Y ahora entraría Karin y se encontraría con Halvor. ¿Cómo resolver la situación?
Lo que estaba claro es que no había reconciliación posible. Desde el otoño pasado, Karin era la mujer de Eljas Elof Ersson. Ella y su marido vivían en la gran casa de labranza de los Ingmarsson, de la que eran los amos desde la muerte de don Ingmar la primavera anterior. Ingmar había dejado cinco hijas y un hijo; sin embargo, éste era demasiado joven para hacerse cargo de la finca.
Karin entró en la cocina. Tenía veintitantos, pero seguramente ni de niña había parecido joven. En muchos otros sitios se la habría tildado de ser una mujer muy fea ya que había heredado los rasgos familiares de su clan y tenía los párpados pesados, el pelo ligeramente rojizo y una boca de líneas duras. Sin embargo, al maestro Storm y a los suyos ese parecido les gustaba.
Al ver a Halvor no se inmutó; todo lo contrario, a paso lento y muy tranquila fue saludando a unos y otros. Cuando le tendió la mano a Halvor, él extendió la suya lo suficiente para que sus dedos se rozaran en la punta.
Karin tenía un modo característico de caminar ligeramente encorvada. Al acercarse a Halvor, dio la impresión de que su cabeza se inclinaba algo más que de costumbre; por su parte, Halvor irguió la espalda cuanto pudo y pareció más alto que nunca.

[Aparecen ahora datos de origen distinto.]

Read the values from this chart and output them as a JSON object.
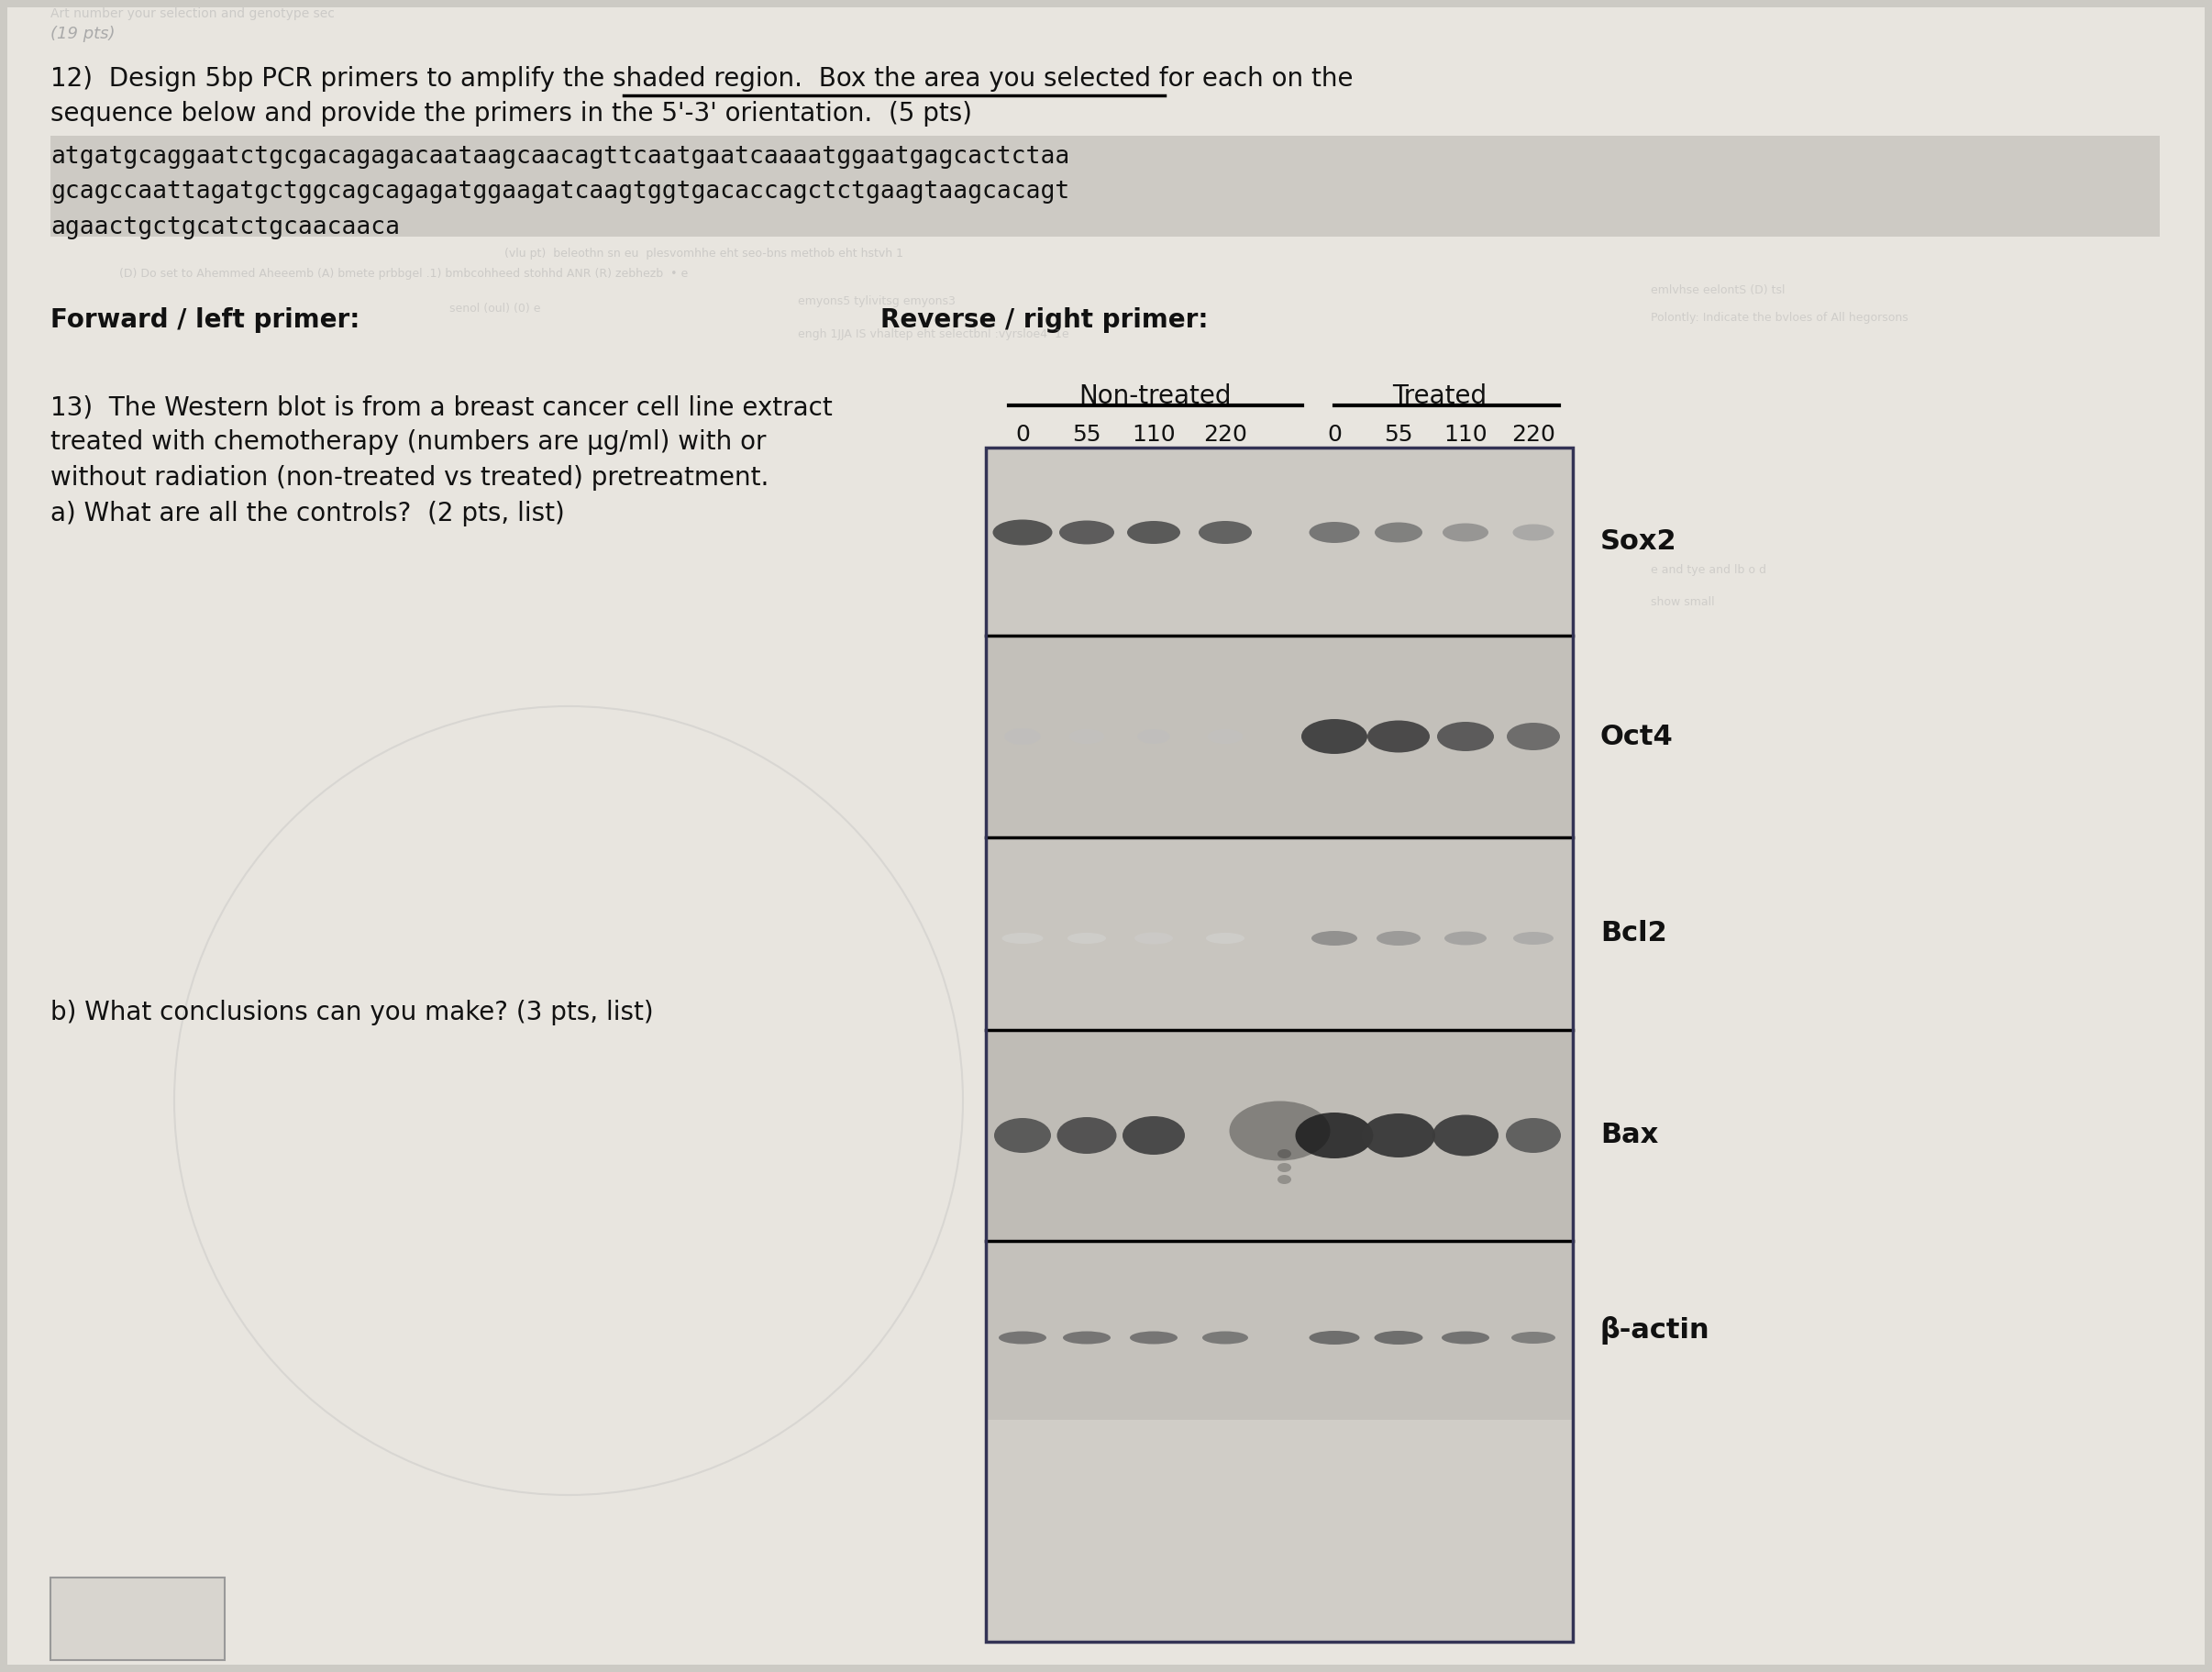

– Así que hoy nuestra querida Karin ha salido a dar un paseo -dijo la señora Stina arrimándole la butaca en que solía sentarse el párroco.
– Así soy yo -replicó Karin-. Ahora que ha helado no cuesta tanto caminar.
– Sí, esta noche se ha formado una capa muy gruesa de escarcha -apuntó el maestro.
A continuación se abatió un pesado silencio sobre la habitación, nadie tenía nada que decir. Tras permanecer todos callados un par de minutos, Halvor se puso en pie y los otros lo imitaron como despertando de un profundo sueño.
– Bueno, es hora de regresar a la tienda -dijo.
– No creo que Halvor tenga tanta prisa -protestó la dueña de casa.
– No será por culpa mía que Halvor se va -dijo Karin. Pronunció su nombre con un tono de gran humildad.
Tan pronto Halvor se hubo marchado, el hechizo se disolvió y al maestro no tardó en ocurrírsele un tema de conversación. Miró al muchacho que acompañaba a Karin, a quien nadie le había hecho caso hasta ahora. Era sólo un niño, no mucho mayor que Gertrud, con un infantil rostro dulce y luminoso, aunque también tenía cierto aire repipi; no costaba mucho ver a qué familia pertenecía.